Investors from Singapore (RM3.1 billion), Japan (RM2.1 billion) and the British Virgin Islands (RM1.4 billion) are flocking here too. Interestingly, the five countries jointly accounted for 92 per cent of the total foreign investments approved in the manufacturing sector during the period.
If services and primary sectors are taken into account, the total investments that are headed our way amount to RM82 billion, or a surge of 97.2 per cent.
In an interview with Bloomberg on June 18, Bank Negara Governor Datuk Nor Shamsiah Mohd Yunus spoke of the trade diversion resulting from the trade spat adding 10 basis points to the country’s growth rate of 4.3 to 4.8 per cent this year. While some economists are saying the surge may be temporary, others are pointing to the conducive ecosystem of Malaysia that may keep the capital here for long.

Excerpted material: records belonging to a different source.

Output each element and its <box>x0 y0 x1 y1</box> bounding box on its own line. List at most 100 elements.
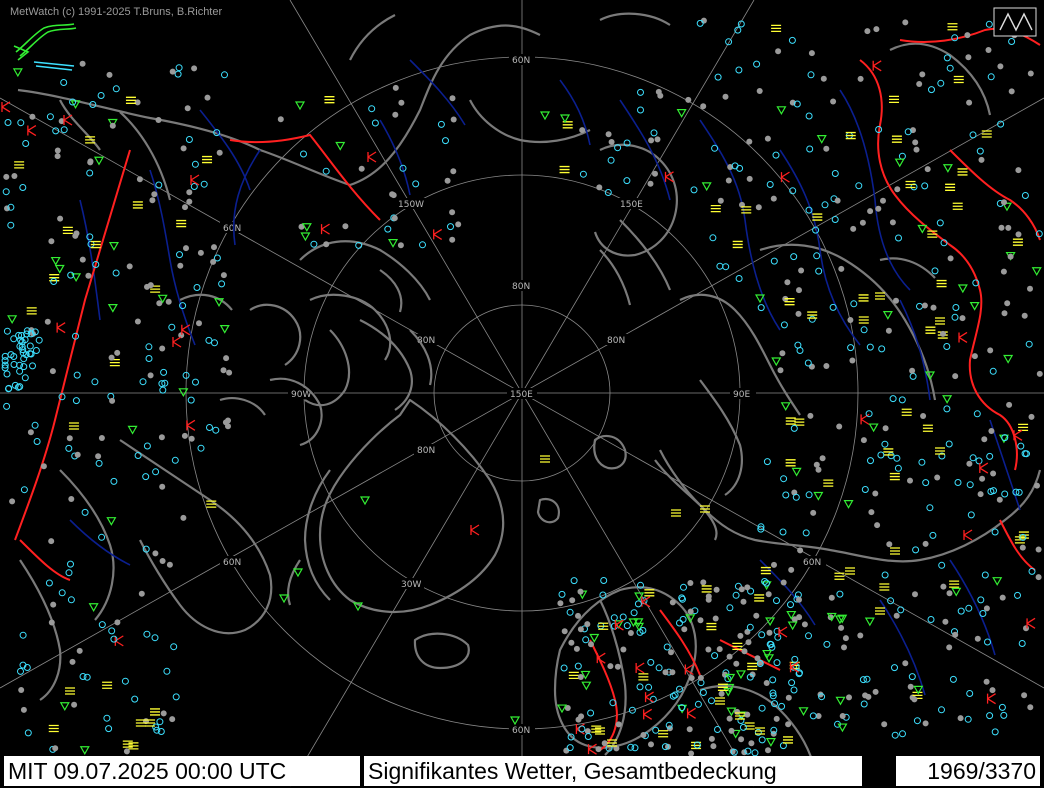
station-cloud-cover-symbol <box>1028 413 1035 420</box>
station-cloud-cover-symbol <box>136 176 143 183</box>
station-cloud-cover-symbol <box>893 297 899 304</box>
station-cloud-cover-symbol <box>952 373 959 380</box>
station-cloud-cover-symbol <box>815 466 822 473</box>
station-cloud-cover-symbol <box>882 425 889 432</box>
station-cloud-cover-symbol <box>990 470 997 477</box>
station-cloud-cover-symbol <box>358 165 365 172</box>
station-cloud-cover-symbol <box>109 122 116 129</box>
station-cloud-cover-symbol <box>880 197 886 204</box>
station-cloud-cover-symbol <box>947 255 954 262</box>
station-cloud-cover-symbol <box>872 688 879 695</box>
station-cloud-cover-symbol <box>733 660 740 667</box>
station-cloud-cover-symbol <box>1005 224 1012 231</box>
station-cloud-cover-symbol <box>979 475 986 482</box>
station-cloud-cover-symbol <box>584 621 591 628</box>
station-cloud-cover-symbol <box>1015 231 1022 238</box>
station-cloud-cover-symbol <box>985 47 992 53</box>
station-cloud-cover-symbol <box>744 584 751 591</box>
station-cloud-cover-symbol <box>1001 199 1007 206</box>
station-cloud-cover-symbol <box>577 588 584 595</box>
station-cloud-cover-symbol <box>765 747 771 754</box>
station-cloud-cover-symbol <box>74 451 81 458</box>
lat-label: 60N <box>223 224 241 234</box>
station-cloud-cover-symbol <box>186 189 193 196</box>
station-cloud-cover-symbol <box>608 139 615 145</box>
station-cloud-cover-symbol <box>449 236 456 243</box>
station-cloud-cover-symbol <box>978 156 985 163</box>
station-cloud-cover-symbol <box>746 138 753 145</box>
status-bar: MIT 09.07.2025 00:00 UTC Signifikantes W… <box>4 756 1040 786</box>
station-cloud-cover-symbol <box>893 612 900 619</box>
station-cloud-cover-symbol <box>397 242 404 249</box>
station-cloud-cover-symbol <box>184 105 191 112</box>
station-cloud-cover-symbol <box>147 372 154 379</box>
station-cloud-cover-symbol <box>226 369 233 376</box>
station-cloud-cover-symbol <box>902 19 909 26</box>
station-cloud-cover-symbol <box>106 71 113 78</box>
station-cloud-cover-symbol <box>575 612 581 619</box>
station-cloud-cover-symbol <box>210 258 217 265</box>
station-cloud-cover-symbol <box>9 498 16 505</box>
station-cloud-cover-symbol <box>700 579 707 586</box>
station-cloud-cover-symbol <box>989 687 996 694</box>
station-cloud-cover-symbol <box>766 629 773 636</box>
station-cloud-cover-symbol <box>798 267 805 274</box>
station-cloud-cover-symbol <box>557 600 564 607</box>
weather-map[interactable]: 80N 80N 80N 80N 60N 60N 60N 60N 60N 150E… <box>0 0 1044 788</box>
station-cloud-cover-symbol <box>3 173 10 180</box>
station-cloud-cover-symbol <box>796 596 802 603</box>
station-cloud-cover-symbol <box>114 349 121 356</box>
station-cloud-cover-symbol <box>1027 70 1034 77</box>
station-cloud-cover-symbol <box>885 327 892 334</box>
station-cloud-cover-symbol <box>169 716 176 723</box>
station-cloud-cover-symbol <box>745 639 752 646</box>
station-cloud-cover-symbol <box>640 732 647 738</box>
station-cloud-cover-symbol <box>1008 88 1015 95</box>
lat-label: 80N <box>417 446 435 456</box>
station-cloud-cover-symbol <box>785 694 792 701</box>
station-cloud-cover-symbol <box>946 644 953 651</box>
station-cloud-cover-symbol <box>999 594 1006 601</box>
lat-label: 60N <box>512 726 530 736</box>
station-cloud-cover-symbol <box>1027 704 1034 711</box>
station-cloud-cover-symbol <box>842 635 849 642</box>
lon-label: 150E <box>510 390 533 400</box>
station-cloud-cover-symbol <box>180 145 187 152</box>
station-cloud-cover-symbol <box>913 146 920 153</box>
station-cloud-cover-symbol <box>390 192 397 199</box>
station-cloud-cover-symbol <box>946 590 953 597</box>
station-cloud-cover-symbol <box>864 28 871 35</box>
station-cloud-cover-symbol <box>54 147 61 154</box>
station-cloud-cover-symbol <box>830 98 837 105</box>
copyright-credit: MetWatch (c) 1991-2025 T.Bruns, B.Richte… <box>10 6 223 18</box>
station-cloud-cover-symbol <box>981 436 988 443</box>
lon-label: 150E <box>620 200 643 210</box>
station-cloud-cover-symbol <box>220 272 227 279</box>
station-cloud-cover-symbol <box>48 238 55 245</box>
station-cloud-cover-symbol <box>838 265 845 272</box>
station-cloud-cover-symbol <box>911 696 918 703</box>
station-cloud-cover-symbol <box>718 690 725 697</box>
station-cloud-cover-symbol <box>686 726 693 733</box>
station-cloud-cover-symbol <box>204 94 211 101</box>
station-cloud-cover-symbol <box>765 591 772 598</box>
station-cloud-cover-symbol <box>223 355 230 362</box>
station-cloud-cover-symbol <box>737 632 744 639</box>
station-cloud-cover-symbol <box>685 96 692 103</box>
station-cloud-cover-symbol <box>977 491 984 498</box>
station-cloud-cover-symbol <box>138 590 145 597</box>
station-cloud-cover-symbol <box>48 538 55 545</box>
station-cloud-cover-symbol <box>577 626 584 633</box>
station-cloud-cover-symbol <box>860 437 867 444</box>
station-cloud-cover-symbol <box>688 675 695 681</box>
station-cloud-cover-symbol <box>49 368 56 375</box>
station-cloud-cover-symbol <box>182 204 188 211</box>
station-cloud-cover-symbol <box>647 180 654 187</box>
status-station-count: 1969/3370 <box>896 756 1040 786</box>
station-cloud-cover-symbol <box>186 198 193 205</box>
station-cloud-cover-symbol <box>222 419 229 426</box>
station-cloud-cover-symbol <box>930 304 937 311</box>
station-cloud-cover-symbol <box>648 137 655 144</box>
station-cloud-cover-symbol <box>728 727 735 734</box>
station-cloud-cover-symbol <box>450 116 457 123</box>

Professor Yeah Kim Leng of the Business School of Sunway University sees the trade spat as a long-drawn tussle for economic supremacy, suggesting a reconfiguration of global supply chains and industrial production patterns. Someone’s pain may be Malaysia’s long-term gain.
Datuk Dr John Antony Xavier of the Putra Business School, Universiti Putra Malaysia, points to a number of factors why this is so. Malaysia has first-class infrastructure, a wide array of incentives and a one-stop investment processing centre. It is not an accident that Malaysia is ranked 15 among 193 countries in the World Bank’s ease of doing business category.
Malaysia has a respectable placing in the world competitiveness ranking too — 22nd among 63 countries as assessed by IMD World Competitiveness Centre of Switzerland.
But it must do more to keep foreign direct investment (FDI) coming. As a trading nation — 75 per cent of Malaysia’s gross domestic product is made up of exports — it is not free from global economic upheavals. Open economy means open threats. What’s more, recession rumbles are reverberating around the world.
Xavier has a Keynesian thought (John Maynard Keynes’ idea of spending your way out of recession) — policymakers must pump prime the economy. Being too obsessed with the budget deficit will only work against us, Xavier reasons.
Economist Dr Aimi Abdul Rashid agrees. Priming the economy means doing four things. One, the government must crank start mega infrastructure projects that have been put on hold. Where recession is, Keynes is not too far away.
Two, entice foreign businesses to reinvest their profits by dangling tax exemptions. Three, grow our small- and medium-sized enterprises by encouraging them to go cross border. Logistics network support by the government is a must.
Four, Malaysia should widen and improve Internet connectivity. Done well, our FDI high may last longer.